Le développement du « travail indépendant dépendant » s’explique par la tertiarisation de l’économie et par les contraintes supposées ou réelles liées au statut de salarié. Les métiers de services sont plus propices à une externalisation. Cette sujétion à un nombre limité de clients pose la question de la couverture sociale. Compte tenu du fait que ces indépendants réalisent bien souvent leurs activités en individuel, la perte de leur client les place rapidement en situation de précarité si n’est pas rapidement remplacé.

Quand l’industrie s’efface devant les services

Dans de nombreux pays la divergence entre industrie et service s’accentue. L’industrie est entrée en récession quand les services continuent à enregistrer une croissance assez vive. Cette évolution si elle se poursuit aura des conséquences assez fortes sur la croissance, la structuration de l’emploi et les inégalités.

Depuis le début de l’année 2018, sur moyenne période, les indicateurs sont orientés à la baisse, que ce soit aux États-Unis, au Japon, en Chine ou en Europe. La croissance des services est supérieure de quatre points à celle de l’industrie au sein de la zone euro. Au Japon comme en Chine, l’écart est de deux points en faveur des services. Aux États-Unis, les deux secteurs d’activité connaissent une croissance identique ces deux dernières années mais, sur six ans, les services l’emportent assez nettement. Au niveau mondial, le taux de croissance de la production manufacturière est passé de 4 à 2 % de 2017 à 2019 en rythme annuel. Cette baisse est imputable à la contraction de la production de voitures (-7 % en base annuelle en 2019).

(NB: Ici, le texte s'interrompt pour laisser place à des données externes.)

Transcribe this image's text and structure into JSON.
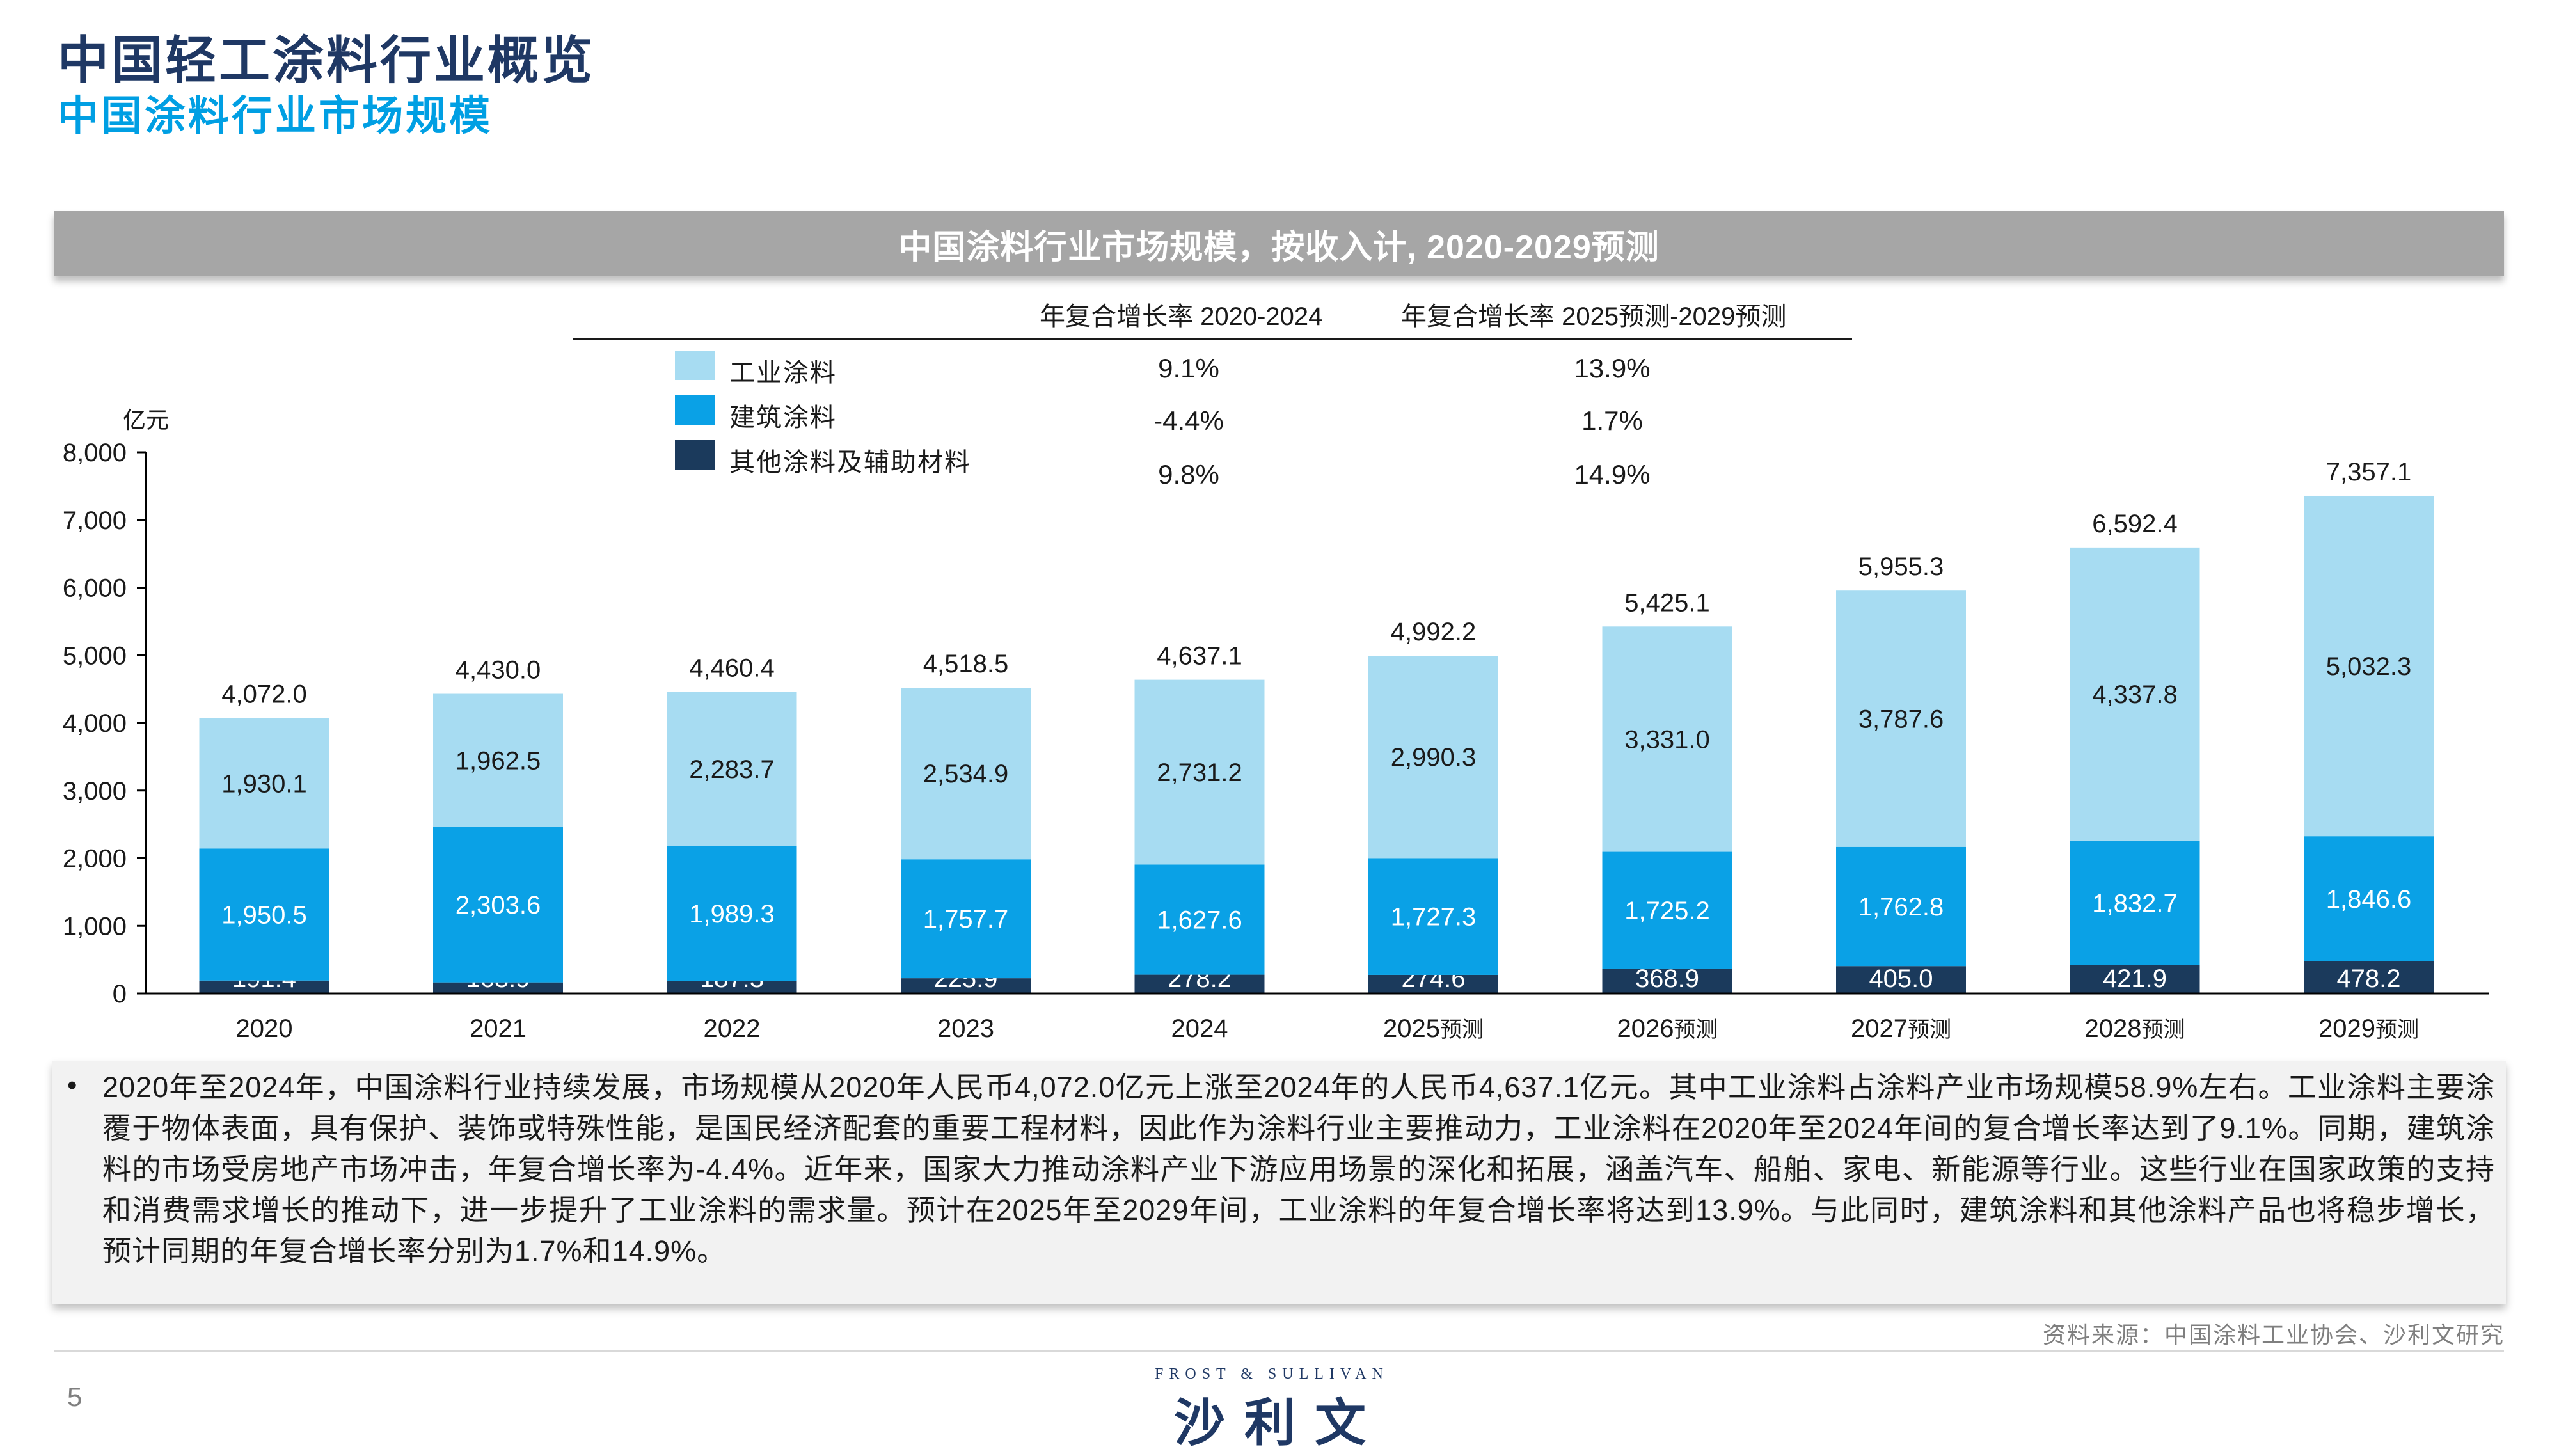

Le décrochage de l’industrie par rapport à la croissance du PIB débute en 2002 puis s’amplifie surtout après 2010. Ainsi, le PIB a connu une croissance de 125 % de 1998 à 2018 au niveau mondial quand la production manufacturière n’a cru que de 70 %. Aux États-Unis, l’emploi industriel a progressé de 2010 à 2018 de 12 % quand celui des services a connu une progression de 16 %. Pour la zone euro, en dix ans, l’industrie a perdu 2 % de ses emplois quand les services ont enregistré une progression des leurs de 15 %. Au Japon, sur la même période, l’emploi industriel stagne quand celui du secteur tertiaire progresse de 12 %. En Chine, l’emploi industriel est en recul depuis 2014.

La demande des services est en augmentation en raison de la progression du pouvoir d’achat des ménages au sein des pays émergents et du vieillissement généralisé de la population. Les dépenses de santé progressent plus vite que la croissance du PIB et cela d’autant plus que les pays sont riches et que la part des plus de 60 ans est élevée. Cette demande de services a été également favorisée par la montée en puissance des politiques publiques qui conduisent à augmenter les prestations sociales. Les économies occidentales sont à plus de 75 % tertiarisées. Les pays émergents rattrapent, en la matière, leur retard. Le poids des services au sein du PIB chinois dépasse désormais 50 %.

La domination croissante du secteur tertiaire s’accompagne d’un ralentissement des gains de productivité. Aux États-Unis, ils sont passés de plus de 2 % au début des années 2000 à 1 %. En Europe, ils s’élèvent à 0,5 % en 2019 contre 1,2 % sur moyenne période dans les années 2000. Au Japon comme en Chine, une décroissance des gains de productivité est également constatée.

Cette moindre progression des gains de productivité risque d’accentuer la bipolarisation des marchés du travail. L’essor du tertiaire s’accompagne de la création de nombreux emplois à faible valeur ajoutée donnant lieu à des rémunérations moins importantes que celles existantes au sein de l’industrie à qualifications égales. Si le nombre d’emplois à fortes compétences augmente en relation avec la montée en puissance des nouvelles technologies, cette croissance ne permet pas de compenser la diminution des emplois dits de classe moyenne.

Cette bipolarisation risque d’aggraver les inégalités.  Au sein de toutes les grandes zones économiques, le rapport entre les 10 % les plus modestes et les 10 % les plus riches tend à s’accroître. Afin de combattre cet écart croissant, certains États comme la France sont contraints d’augmenter le poids des prestations sociales au point de pénaliser l’emploi et l’activité.

Contrairement à certaines idées reçues, la solution passe certainement par une augmentation du niveau de productivité des services, ce qui suppose tout à la fois des investissements accrus dans la digitalisation et dans la formation. La réussite des précédentes révolutions industrielles est passée par l’augmentation des gains de productivité. Pour le moment, ce n’est pas le cas avec le digital. La diffusion des innovations que permet cette technologie est plus lente qu’attendue. Par ailleurs, elle est ralentie par la résistance croissante de la population et des structures en place à la mutation. Le maintien de faibles taux d’intérêt contribue à empêcher le renouvellement de l’économie. Il permet à des entreprises non ou faiblement rentables de perdurer au lieu de laisser la place à de nouvelles. Du fait du vieillissement de la population, les marges de manœuvres financières pour opérer un changement de paradigme sont plus étroites que dans le passé.